Calculation of protein-ligand binding affinity is a cornerstone of drug discovery. Classic implicit solvent models, which have been widely used to accomplish this task, lack accuracy compared to experimental references. Emerging data-driven models, on the other hand, are often accurate yet not fully interpretable and also likely to be overfitted. In this research, we explore the application of Theory-Guided Data Science in studying protein-ligand binding. A hybrid model is introduced by integrating Graph Convolutional Network (data-driven model) with the GBNSR6 implicit solvent (physics-based model). The proposed physics-data model is tested on a dataset of 368 complexes from the PDBbind refined set and 72 host-guest systems. Results demonstrate that the proposed Physics-Guided Neural Network can successfully improve the "accuracy" of the pure data-driven model. In addition, the "interpretability" and "transferability" of our model have boosted compared to the purely data-driven model.
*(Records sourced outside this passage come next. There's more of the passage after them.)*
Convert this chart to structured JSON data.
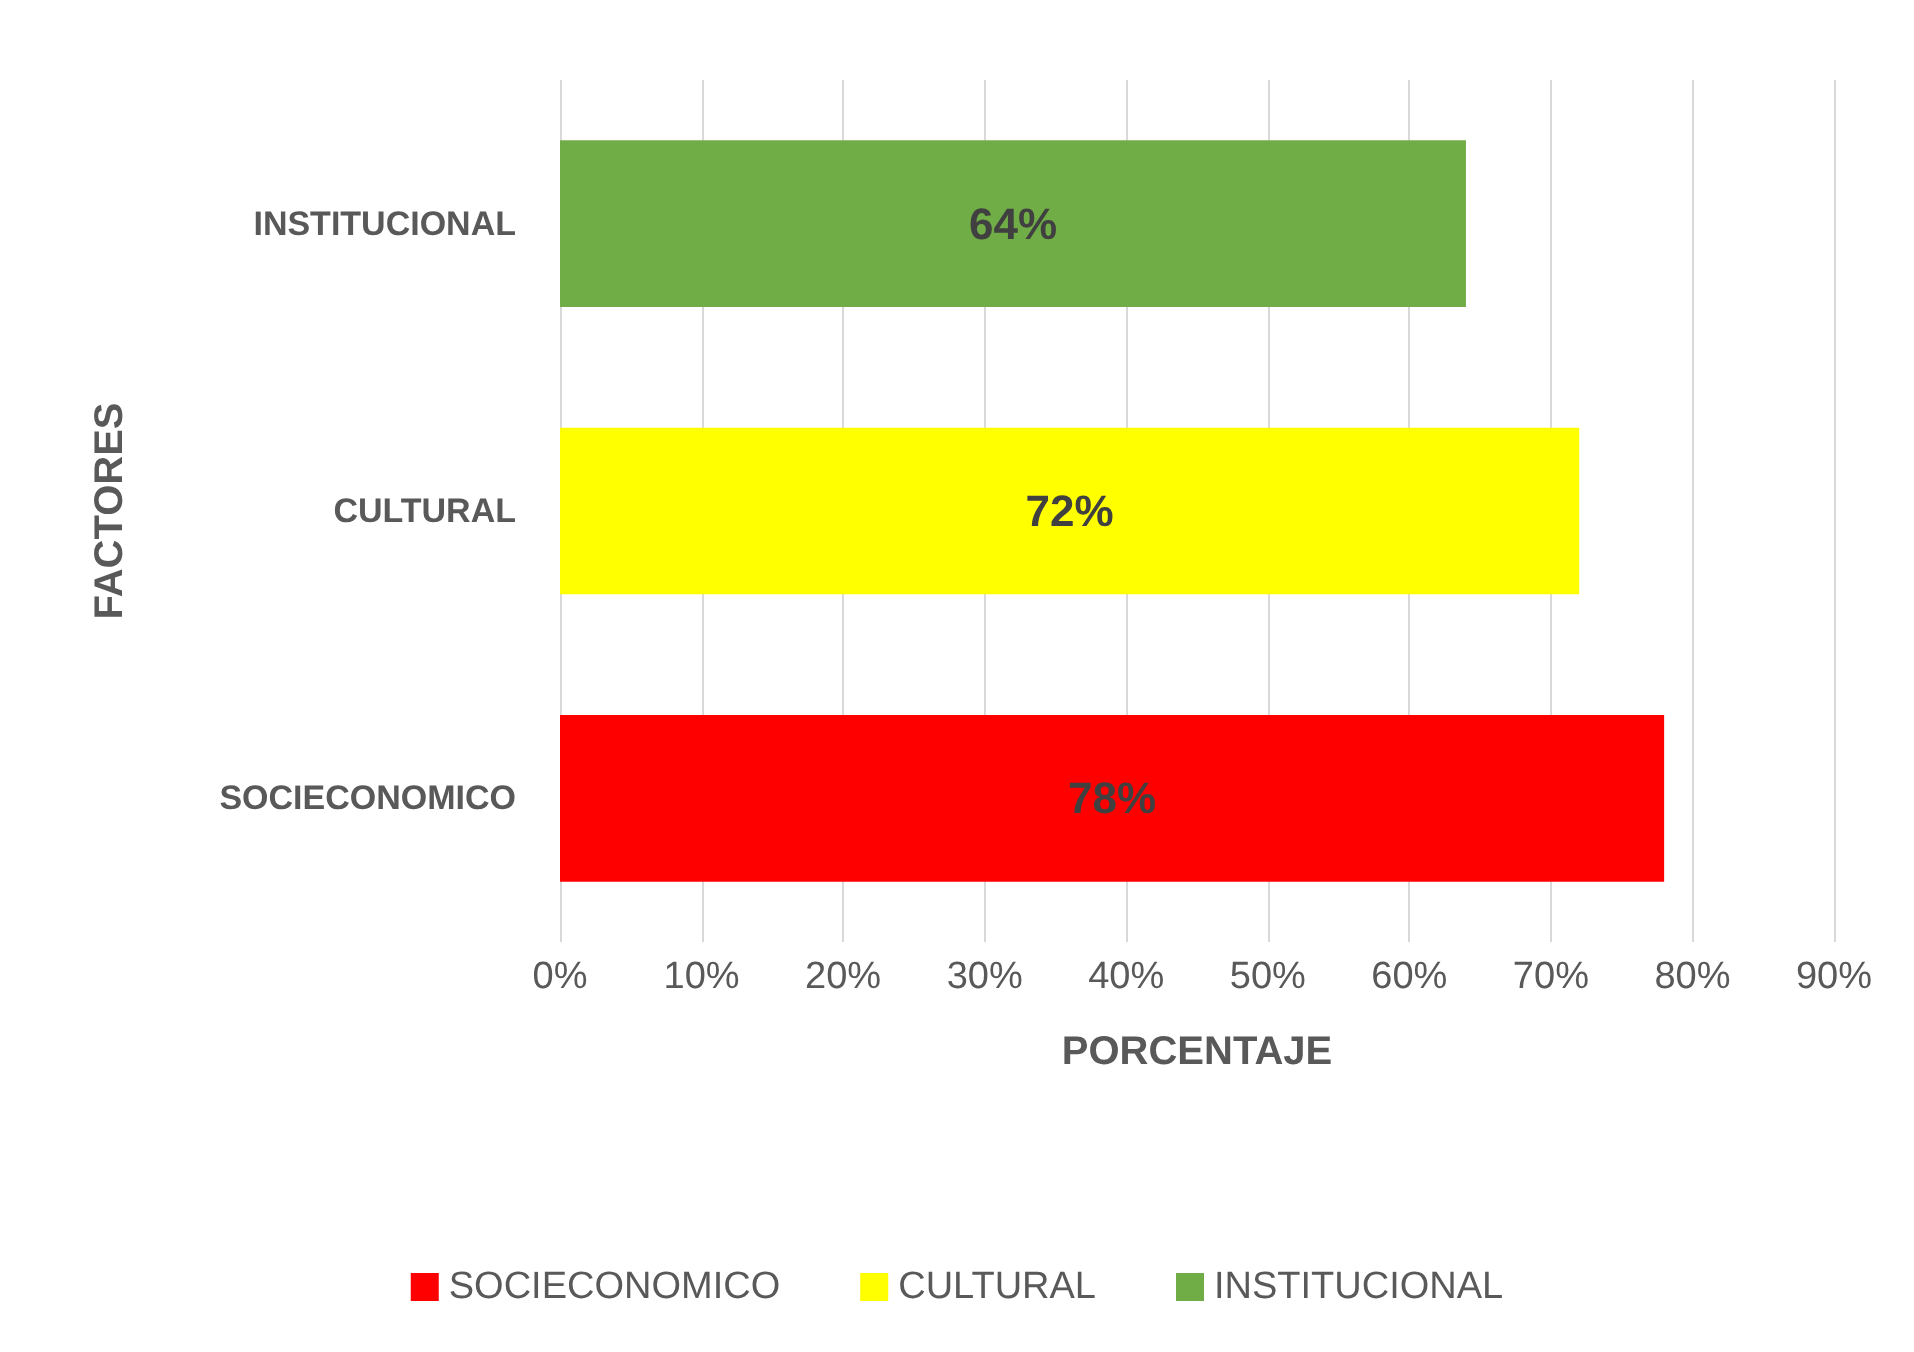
{
  "chart_data": {
    "type": "bar",
    "orientation": "horizontal",
    "stacked": true,
    "xlabel": "PORCENTAJE",
    "ylabel": "FACTORES",
    "categories": [
      "INSTITUCIONAL",
      "CULTURAL",
      "SOCIECONOMICO"
    ],
    "series": [
      {
        "name": "SOCIECONOMICO",
        "color": "#ff0000",
        "values": [
          null,
          null,
          78
        ],
        "value_labels": [
          null,
          null,
          "78%"
        ]
      },
      {
        "name": "CULTURAL",
        "color": "#ffff00",
        "values": [
          null,
          72,
          null
        ],
        "value_labels": [
          null,
          "72%",
          null
        ]
      },
      {
        "name": "INSTITUCIONAL",
        "color": "#70ad47",
        "values": [
          64,
          null,
          null
        ],
        "value_labels": [
          "64%",
          null,
          null
        ]
      }
    ],
    "xlim": [
      0,
      90
    ],
    "xticks": [
      {
        "value": 0,
        "label": "0%"
      },
      {
        "value": 10,
        "label": "10%"
      },
      {
        "value": 20,
        "label": "20%"
      },
      {
        "value": 30,
        "label": "30%"
      },
      {
        "value": 40,
        "label": "40%"
      },
      {
        "value": 50,
        "label": "50%"
      },
      {
        "value": 60,
        "label": "60%"
      },
      {
        "value": 70,
        "label": "70%"
      },
      {
        "value": 80,
        "label": "80%"
      },
      {
        "value": 90,
        "label": "90%"
      }
    ],
    "grid": "x",
    "legend": "bottom"
  }
}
Further analyses include evaluating model robustness and understanding relationships between the physical features.

Authors

  • Sahar Cain
    Department of Computer Science, California State University, Los Angeles, CA 90032, USA.
  • Ali Risheh
    Department of Computer Engineering, Amirkabir University of Technology, Tehran 15914, Iran.
  • Negin Forouzesh
    Department of Computer Science, California State University, Los Angeles, CA 90032, USA.